それでは、外資系アセマネはどうだろうか?
外資系アセマネの場合は、GSAM、ブラックロック、フィデリティ等の大手以外は基本的に新卒採用を行わないので、中途採用が基本となる。

国内系金融機関から、30歳前後で外資系アセマネにVPとして転職した場合には、最初の年収は約2千万円であろう。そして、もう少し経験を積んで30代半ばになると、年収2,500~3,000万円位は期待できる。年収だけ見ると、それぞれ、戦コンのマネージャーやプリンシパルと同水準である。

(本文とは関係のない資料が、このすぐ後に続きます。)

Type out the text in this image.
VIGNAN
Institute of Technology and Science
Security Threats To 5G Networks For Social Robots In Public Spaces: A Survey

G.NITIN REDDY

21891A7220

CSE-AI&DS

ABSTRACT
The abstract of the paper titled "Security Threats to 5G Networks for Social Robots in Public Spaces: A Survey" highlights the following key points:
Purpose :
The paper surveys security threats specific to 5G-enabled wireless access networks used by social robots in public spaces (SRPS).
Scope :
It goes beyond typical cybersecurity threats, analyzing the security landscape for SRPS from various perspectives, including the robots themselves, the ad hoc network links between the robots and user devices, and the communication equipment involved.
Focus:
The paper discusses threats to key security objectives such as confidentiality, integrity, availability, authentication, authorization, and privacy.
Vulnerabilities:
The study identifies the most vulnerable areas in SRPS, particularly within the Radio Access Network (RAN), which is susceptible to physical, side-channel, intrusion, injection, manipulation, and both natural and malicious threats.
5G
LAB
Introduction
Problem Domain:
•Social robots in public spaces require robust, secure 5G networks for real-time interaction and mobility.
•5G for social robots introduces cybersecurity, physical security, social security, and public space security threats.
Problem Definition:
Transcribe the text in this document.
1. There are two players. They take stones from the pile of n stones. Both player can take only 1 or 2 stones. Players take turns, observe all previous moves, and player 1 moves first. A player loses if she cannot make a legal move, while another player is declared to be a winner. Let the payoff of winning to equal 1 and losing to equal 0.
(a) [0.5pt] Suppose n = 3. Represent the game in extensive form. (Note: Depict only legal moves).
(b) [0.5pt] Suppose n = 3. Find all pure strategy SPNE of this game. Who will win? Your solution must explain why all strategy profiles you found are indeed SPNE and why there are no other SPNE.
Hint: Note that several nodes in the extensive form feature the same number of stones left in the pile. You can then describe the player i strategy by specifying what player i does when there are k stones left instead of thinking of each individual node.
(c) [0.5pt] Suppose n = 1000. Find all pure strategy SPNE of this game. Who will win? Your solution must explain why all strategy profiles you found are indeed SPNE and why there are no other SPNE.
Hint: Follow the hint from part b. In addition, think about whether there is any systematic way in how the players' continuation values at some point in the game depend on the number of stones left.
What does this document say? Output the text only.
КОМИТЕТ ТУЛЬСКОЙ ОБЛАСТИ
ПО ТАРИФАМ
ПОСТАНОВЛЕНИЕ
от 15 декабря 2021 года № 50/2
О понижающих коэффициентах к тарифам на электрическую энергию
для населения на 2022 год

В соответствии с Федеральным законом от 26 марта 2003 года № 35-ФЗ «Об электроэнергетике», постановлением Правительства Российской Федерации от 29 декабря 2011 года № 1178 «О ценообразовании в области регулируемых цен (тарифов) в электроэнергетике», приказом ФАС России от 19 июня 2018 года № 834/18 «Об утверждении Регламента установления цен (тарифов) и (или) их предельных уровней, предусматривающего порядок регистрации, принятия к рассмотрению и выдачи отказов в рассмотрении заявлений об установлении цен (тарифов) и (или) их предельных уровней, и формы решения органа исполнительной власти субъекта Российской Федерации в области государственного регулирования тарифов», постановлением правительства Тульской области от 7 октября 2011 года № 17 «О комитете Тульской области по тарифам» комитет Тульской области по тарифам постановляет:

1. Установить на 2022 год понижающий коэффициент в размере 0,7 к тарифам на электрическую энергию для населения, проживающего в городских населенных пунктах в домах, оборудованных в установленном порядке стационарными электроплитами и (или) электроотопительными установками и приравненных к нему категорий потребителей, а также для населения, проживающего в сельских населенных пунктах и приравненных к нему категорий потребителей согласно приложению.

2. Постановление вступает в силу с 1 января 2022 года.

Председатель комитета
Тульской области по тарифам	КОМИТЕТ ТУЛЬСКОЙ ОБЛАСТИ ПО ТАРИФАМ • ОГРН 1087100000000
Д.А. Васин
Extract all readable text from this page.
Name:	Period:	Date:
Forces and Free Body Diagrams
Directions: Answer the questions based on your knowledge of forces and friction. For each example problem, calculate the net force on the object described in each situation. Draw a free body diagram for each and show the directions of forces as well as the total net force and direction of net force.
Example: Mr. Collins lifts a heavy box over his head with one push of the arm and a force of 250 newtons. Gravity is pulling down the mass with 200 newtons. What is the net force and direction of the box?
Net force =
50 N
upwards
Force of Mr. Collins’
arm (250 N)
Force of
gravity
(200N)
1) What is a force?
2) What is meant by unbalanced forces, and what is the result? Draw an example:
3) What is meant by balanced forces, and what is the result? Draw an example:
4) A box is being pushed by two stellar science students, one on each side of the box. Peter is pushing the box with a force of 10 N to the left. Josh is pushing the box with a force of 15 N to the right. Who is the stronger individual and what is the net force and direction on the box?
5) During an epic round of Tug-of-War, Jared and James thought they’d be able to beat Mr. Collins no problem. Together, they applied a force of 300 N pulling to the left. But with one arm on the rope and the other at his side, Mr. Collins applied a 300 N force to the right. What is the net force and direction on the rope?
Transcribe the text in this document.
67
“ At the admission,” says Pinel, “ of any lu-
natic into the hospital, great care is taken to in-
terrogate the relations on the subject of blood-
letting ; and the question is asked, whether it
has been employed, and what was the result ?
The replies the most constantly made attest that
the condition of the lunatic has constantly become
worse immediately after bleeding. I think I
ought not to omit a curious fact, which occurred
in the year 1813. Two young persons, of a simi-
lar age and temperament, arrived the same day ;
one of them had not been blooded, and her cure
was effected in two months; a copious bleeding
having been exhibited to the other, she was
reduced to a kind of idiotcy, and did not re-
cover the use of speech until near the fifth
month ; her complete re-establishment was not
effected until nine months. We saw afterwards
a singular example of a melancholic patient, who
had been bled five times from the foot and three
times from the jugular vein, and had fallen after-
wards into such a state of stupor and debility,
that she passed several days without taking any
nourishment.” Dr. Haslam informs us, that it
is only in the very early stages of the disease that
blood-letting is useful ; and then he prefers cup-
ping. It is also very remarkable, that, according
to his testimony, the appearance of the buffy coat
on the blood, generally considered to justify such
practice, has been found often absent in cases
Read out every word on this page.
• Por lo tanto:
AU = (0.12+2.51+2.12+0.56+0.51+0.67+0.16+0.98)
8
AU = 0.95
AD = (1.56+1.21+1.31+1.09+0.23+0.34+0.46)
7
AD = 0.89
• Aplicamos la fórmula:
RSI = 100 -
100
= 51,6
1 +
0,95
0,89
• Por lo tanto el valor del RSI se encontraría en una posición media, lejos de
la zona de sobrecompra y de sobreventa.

しかし、戦コンのマネージャーやプリンシパルになるのと、外資系アセマネのVPとでは難易度も労働時間も戦コンの方が遥かに厳しいだろう。そう考えると、年収面については、外資系アセマネの方が恵まれていると言えるのではないだろうか?

もっとも、お金重視であれば「外資系金融一択」という話を、某元マッキンゼーの方から聞いたのだが、戦コンを目指す人の第一目標は年収ではないのだろう。
このあたりの話に興味があれば、こちらのブログ記事をご参照下さい。

<マッキンゼーを数年で辞めた人は、何をやっているのか?年収はどうか?>
https://career21.jp/motomcknoyukue/

②5大商社との比較

資源高の影響もあり、5大商社の年収はじわじわと高くなっている様だ。
5大商社と言っても、三菱商事と丸紅とではそれなりの差があるかも知れないが、30歳時点での年収は1,400~1,500万円位はあるのではないだろうか?三菱商事については、もっと多いかも知れない。

また、35歳位になると、年収は2千万円或いはそれ以上になっているとの話も聞く。

戦コンのマネージャーやプリンシパルと比べると、5大商社でも年収面では敵わないが、その差はそれほど大きいものでは無い。

そして、外資系金融と違って、商社の場合にはほぼ全員がその年齢になるとこの年収水準を享受できるという点が決定的に異なる。

さらに、商社の場合、海外駐在すると諸手当があるので実質年収は跳ね上がる(もちろん、駐在地にもよるが)。それを加味すると、戦コンとほとんど同水準になるのではないだろうか?

このように、年功序列や終身雇用といった点を考慮すると、戦コンと比べても、商社の年収は非常に魅力的であると思われる。外銀とかベンチャー起業にはしばらく逆風の経済環境であるから、まだまだ商社の就活における難易度は高まりそうである。